Ketua DPP LDII Korbid Litbang, IPTEK, Sumber Daya Alam, dan Lingkungan Hidup (LISDAL), Sudarsono, menyoroti bahwa masih banyak orang yang berpikir begitu sampah keluar dari rumah, maka masalahnya selesai. “Anggapan itu salah,” tegas Guru Besar Pertanian IPB ini.
Ia menambahkan, “Sebenarnya, sampah itu hanya berpindah tempat. Semakin panjang rantainya, makin banyak masalah yang muncul, baik dari sisi sosial maupun finansial.” Ia juga mencontohkan beberapa daerah seperti Bandung dan Yogyakarta yang sudah masuk dalam status darurat sampah.
Sudarsono menekankan pentingnya mengubah pola pikir dalam mengelola sampah. “LDII sendiri sudah sejak lama mengajak masyarakat untuk mengelola sampah dari rumah. Jadi, kalau sampah bisa diatasi dari sumbernya, tidak perlu lagi diangkut ke tempat pembuangan akhir,” jelasnya.
Beberapa langkah yang diterapkan LDII antara lain mengurangi produksi sampah, memanfaatkan kembali sampah yang masih berguna, serta mendaur ulang. “Ajakan ini terus disosialisasikan di kalangan warga LDII agar bisa berkontribusi dalam menyelesaikan persoalan sampah,” tambahnya.
Selain itu, LDII juga menerapkan konsep zero waste di beberapa pesantren utama mereka, seperti di Kediri, Gading, dan Kertosono. “Di pesantren ini, sampah dipilah sejak awal. Sampah organik digunakan untuk budidaya maggot, sementara sampah anorganik yang masih bisa dimanfaatkan diolah menjadi kerajinan tangan atau didaur ulang. Bahkan, ada juga yang diproses menjadi arang aktif dan asap cair yang bisa dimanfaatkan untuk berbagai keperluan,” terang Sudarsono.
“Dengan sistem ini, sebagian besar sampah bisa dikelola langsung di dalam pesantren, tanpa harus dibuang ke luar,” lanjutnya.
Senada dengan Sudarsono, Anggota LISDAL DPP LDII, Erni Suhaina, juga menegaskan pentingnya tanggung jawab individu dalam mengelola sampah. “Setiap orang adalah produsen sampah, jadi harus bertanggung jawab atas sampahnya sendiri. Jangan asal buang,” katanya.

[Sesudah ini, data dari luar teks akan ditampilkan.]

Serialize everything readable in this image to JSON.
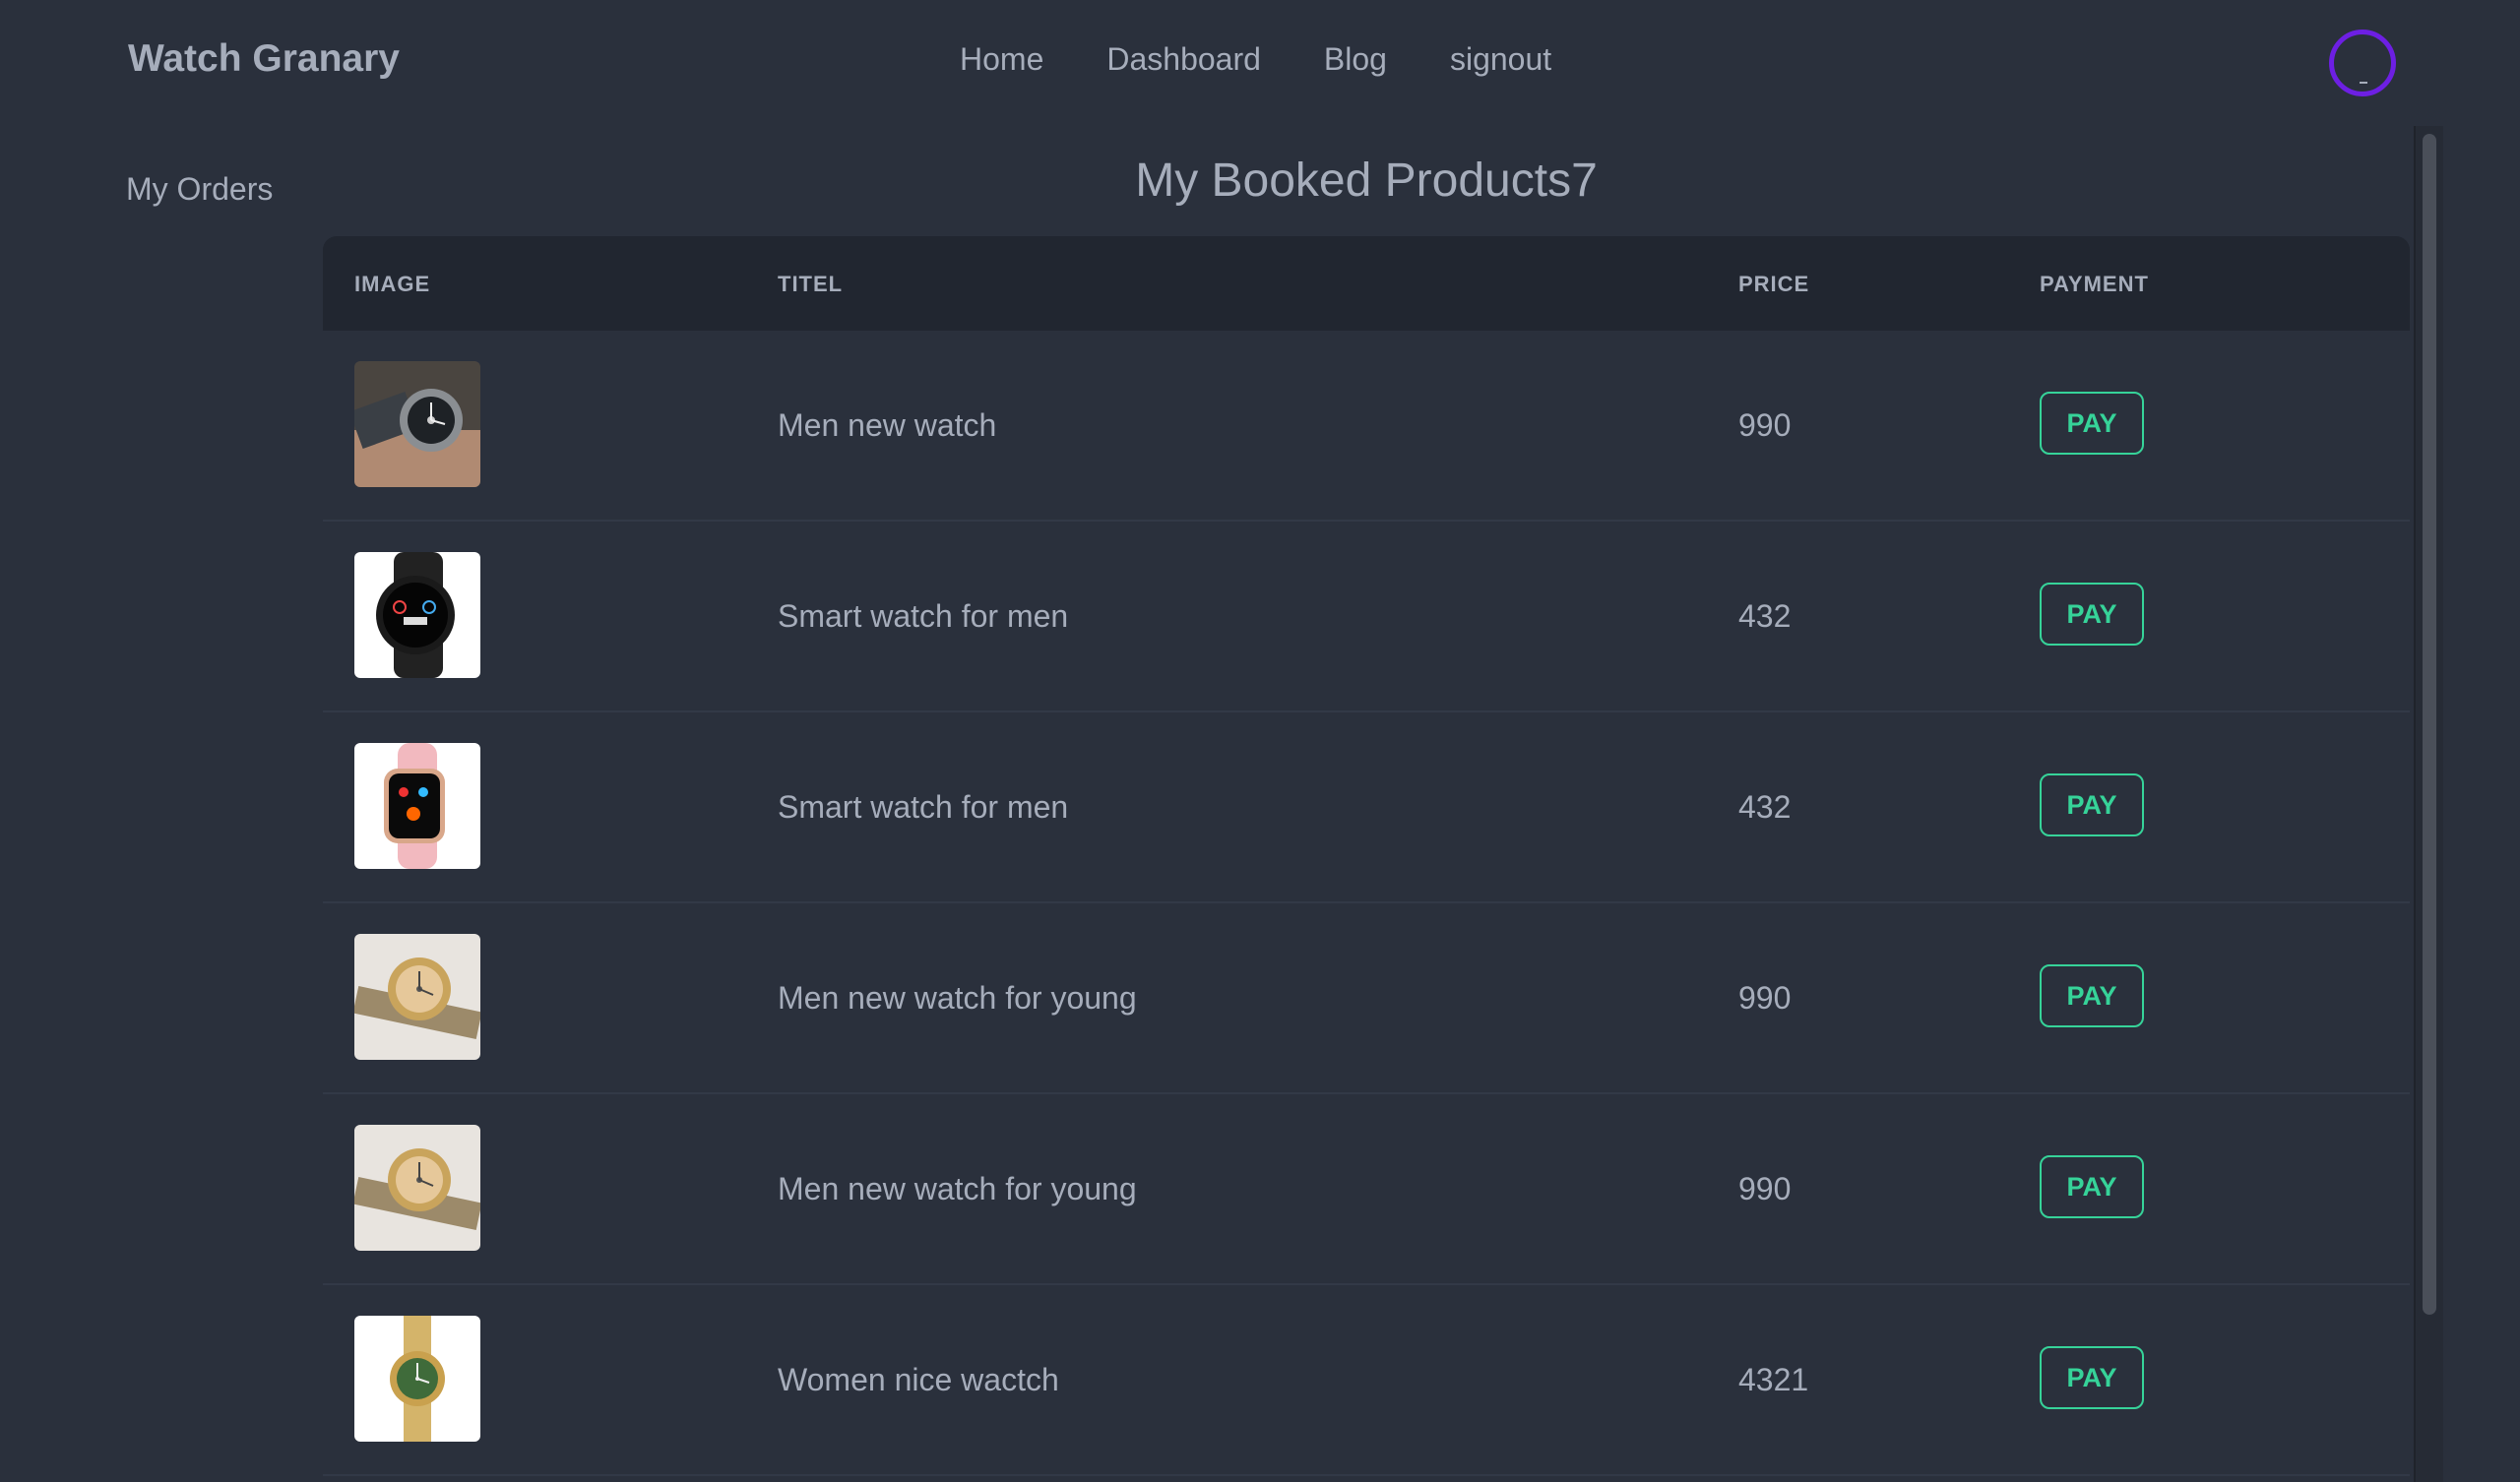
{
  "navbar": {
    "brand": "Watch Granary",
    "links": [
      "Home",
      "Dashboard",
      "Blog",
      "signout"
    ]
  },
  "sidebar": {
    "link": "My Orders"
  },
  "main": {
    "title": "My Booked Products7",
    "columns": [
      "IMAGE",
      "TITEL",
      "PRICE",
      "PAYMENT"
    ],
    "rows": [
      {
        "title": "Men new watch",
        "price": "990",
        "action": "PAY",
        "image_icon": "steel-watch-on-wrist-photo"
      },
      {
        "title": "Smart watch for men",
        "price": "432",
        "action": "PAY",
        "image_icon": "black-round-smartwatch-photo"
      },
      {
        "title": "Smart watch for men",
        "price": "432",
        "action": "PAY",
        "image_icon": "pink-square-smartwatch-photo"
      },
      {
        "title": "Men new watch for young",
        "price": "990",
        "action": "PAY",
        "image_icon": "two-tone-gold-watch-photo"
      },
      {
        "title": "Men new watch for young",
        "price": "990",
        "action": "PAY",
        "image_icon": "two-tone-gold-watch-photo"
      },
      {
        "title": "Women nice wactch",
        "price": "4321",
        "action": "PAY",
        "image_icon": "gold-green-dial-watch-photo"
      }
    ]
  },
  "colors": {
    "background": "#2a303c",
    "header_row": "#212630",
    "text": "#a6adbb",
    "pay_accent": "#36d399",
    "avatar_ring": "#6d1fe3"
  }
}
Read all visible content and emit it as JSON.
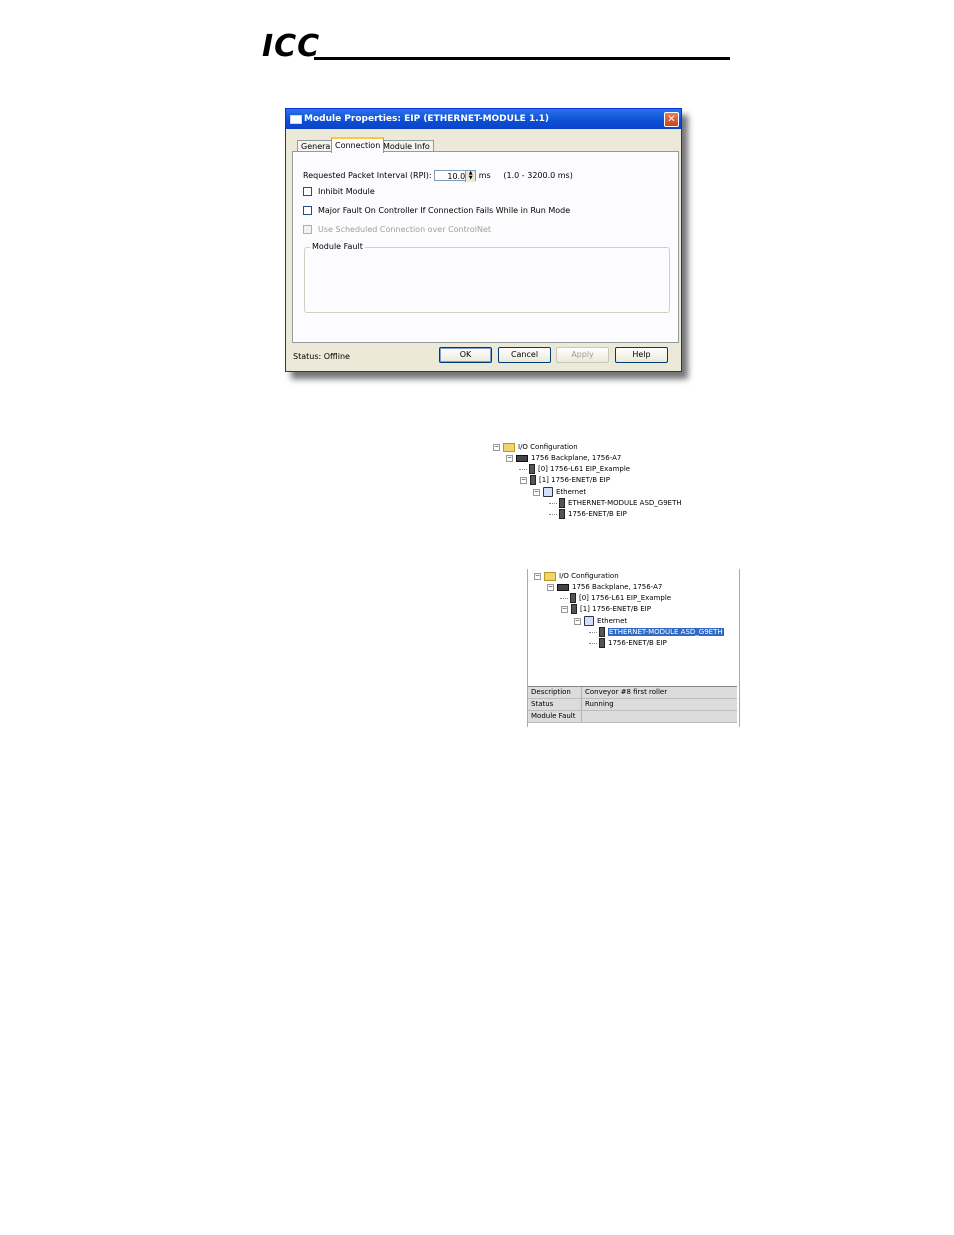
{
  "header": {
    "logo_text": "ICC"
  },
  "dialog": {
    "title": "Module Properties: EIP (ETHERNET-MODULE 1.1)",
    "close_glyph": "✕",
    "tabs": [
      {
        "label": "General"
      },
      {
        "label": "Connection",
        "active": true
      },
      {
        "label": "Module Info"
      }
    ],
    "rpi": {
      "label": "Requested Packet Interval (RPI):",
      "value": "10.0",
      "unit": "ms",
      "range": "(1.0 - 3200.0 ms)"
    },
    "checkboxes": [
      {
        "label": "Inhibit Module",
        "checked": false,
        "enabled": true
      },
      {
        "label": "Major Fault On Controller If Connection Fails While in Run Mode",
        "checked": false,
        "enabled": true
      },
      {
        "label": "Use Scheduled Connection over ControlNet",
        "checked": false,
        "enabled": false
      }
    ],
    "module_fault_label": "Module Fault",
    "status": "Status:  Offline",
    "buttons": {
      "ok": "OK",
      "cancel": "Cancel",
      "apply": "Apply",
      "help": "Help"
    }
  },
  "tree1": {
    "nodes": [
      {
        "label": "I/O Configuration"
      },
      {
        "label": "1756 Backplane, 1756-A7"
      },
      {
        "label": "[0] 1756-L61 EIP_Example"
      },
      {
        "label": "[1] 1756-ENET/B EIP"
      },
      {
        "label": "Ethernet"
      },
      {
        "label": "ETHERNET-MODULE ASD_G9ETH"
      },
      {
        "label": "1756-ENET/B EIP"
      }
    ]
  },
  "tree2": {
    "nodes": [
      {
        "label": "I/O Configuration"
      },
      {
        "label": "1756 Backplane, 1756-A7"
      },
      {
        "label": "[0] 1756-L61 EIP_Example"
      },
      {
        "label": "[1] 1756-ENET/B EIP"
      },
      {
        "label": "Ethernet"
      },
      {
        "label": "ETHERNET-MODULE ASD_G9ETH",
        "selected": true
      },
      {
        "label": "1756-ENET/B EIP"
      }
    ],
    "properties": [
      {
        "key": "Description",
        "value": "Conveyor #8 first roller"
      },
      {
        "key": "Status",
        "value": "Running"
      },
      {
        "key": "Module Fault",
        "value": ""
      }
    ]
  },
  "icons": {
    "toggle_minus": "−",
    "spin_up": "▲",
    "spin_down": "▼"
  }
}
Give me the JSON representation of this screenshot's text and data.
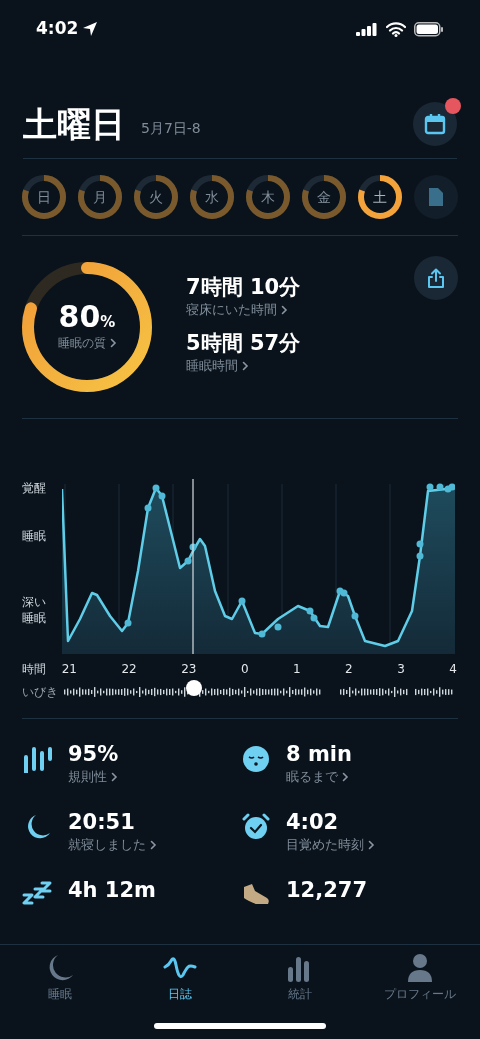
{
  "status_bar": {
    "time": "4:02"
  },
  "header": {
    "title": "土曜日",
    "date_range": "5月7日-8",
    "calendar_badge": true
  },
  "week": [
    {
      "label": "日",
      "selected": false
    },
    {
      "label": "月",
      "selected": false
    },
    {
      "label": "火",
      "selected": false
    },
    {
      "label": "水",
      "selected": false
    },
    {
      "label": "木",
      "selected": false
    },
    {
      "label": "金",
      "selected": false
    },
    {
      "label": "土",
      "selected": true
    }
  ],
  "summary": {
    "quality": {
      "value": "80",
      "unit": "%",
      "label": "睡眠の質"
    },
    "items": [
      {
        "value": "7時間 10分",
        "label": "寝床にいた時間"
      },
      {
        "value": "5時間 57分",
        "label": "睡眠時間"
      }
    ]
  },
  "hypnogram": {
    "stage_labels": [
      "覚醒",
      "睡眠",
      "深い睡眠"
    ],
    "time_label": "時間",
    "hours": [
      "21",
      "22",
      "23",
      "0",
      "1",
      "2",
      "3",
      "4"
    ],
    "snore_label": "いびき"
  },
  "stats": [
    {
      "kind": "regularity",
      "value": "95%",
      "label": "規則性"
    },
    {
      "kind": "fall_asleep",
      "value": "8 min",
      "label": "眠るまで"
    },
    {
      "kind": "bedtime",
      "value": "20:51",
      "label": "就寝しました"
    },
    {
      "kind": "wakeup",
      "value": "4:02",
      "label": "目覚めた時刻"
    },
    {
      "kind": "snore",
      "value": "4h 12m"
    },
    {
      "kind": "steps",
      "value": "12,277"
    }
  ],
  "tab_bar": [
    {
      "kind": "sleep",
      "label": "睡眠",
      "selected": false
    },
    {
      "kind": "journal",
      "label": "日誌",
      "selected": true
    },
    {
      "kind": "stats",
      "label": "統計",
      "selected": false
    },
    {
      "kind": "profile",
      "label": "プロフィール",
      "selected": false
    }
  ]
}
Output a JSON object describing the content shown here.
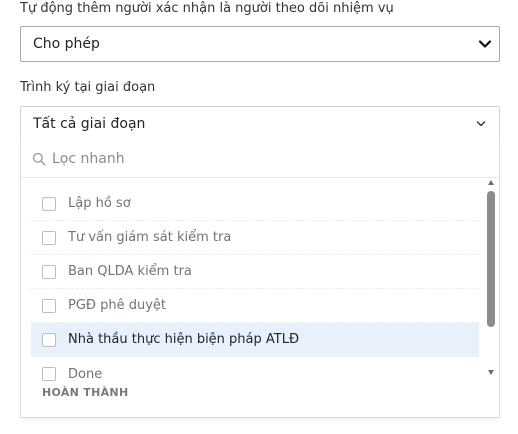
{
  "auto_add": {
    "label": "Tự động thêm người xác nhận là người theo dõi nhiệm vụ",
    "selected": "Cho phép"
  },
  "signer_stage": {
    "label": "Trình ký tại giai đoạn",
    "selected": "Tất cả giai đoạn",
    "search_placeholder": "Lọc nhanh",
    "options": [
      {
        "label": "Lập hồ sơ",
        "checked": false
      },
      {
        "label": "Tư vấn giám sát kiểm tra",
        "checked": false
      },
      {
        "label": "Ban QLDA kiểm tra",
        "checked": false
      },
      {
        "label": "PGĐ phê duyệt",
        "checked": false
      },
      {
        "label": "Nhà thầu thực hiện biện pháp ATLĐ",
        "checked": false,
        "highlighted": true
      },
      {
        "label": "Done",
        "checked": false
      }
    ],
    "group_label": "HOÀN THÀNH"
  },
  "icons": {
    "select_arrow": "chevron-down-icon",
    "search": "search-icon",
    "checkbox": "checkbox-icon"
  },
  "colors": {
    "highlight": "#e8f0fb",
    "border": "#ced4da",
    "muted_text": "#6c757d"
  }
}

Menurutnya, sampah harus dipilah sesuai jenisnya—organik, anorganik, dan B3 (Bahan Berbahaya dan Beracun). “Selain itu, sampah juga bisa didaur ulang (recycle) atau diolah menjadi barang dengan nilai tambah (upcycle). Di dalamnya ada konsep circular economy, di mana sampah bisa menjadi sesuatu yang bernilai,” ujarnya.
Erni menambahkan bahwa keterampilan mengolah sampah menjadi barang bermanfaat terus diajarkan di LDII, baik di pesantren maupun di tempat lain. “Tujuannya bukan hanya untuk kebersihan lingkungan, tapi juga sebagai bentuk ibadah dan rasa syukur kepada Allah,” tutupnya.
Berdasarkan Surat Edaran Menteri Lingkungan Hidup tentang HPSN 2025, peringatan HPSN tahun ini akan diisi dengan berbagai aksi peduli sampah di delapan lokasi utama, yaitu pantai, gunung, kawasan mangrove, desa, pesantren, pasar, sekolah, dan kampus. Kegiatan ini bertujuan untuk meningkatkan kepedulian masyarakat dalam pengelolaan sampah di berbagai sektor.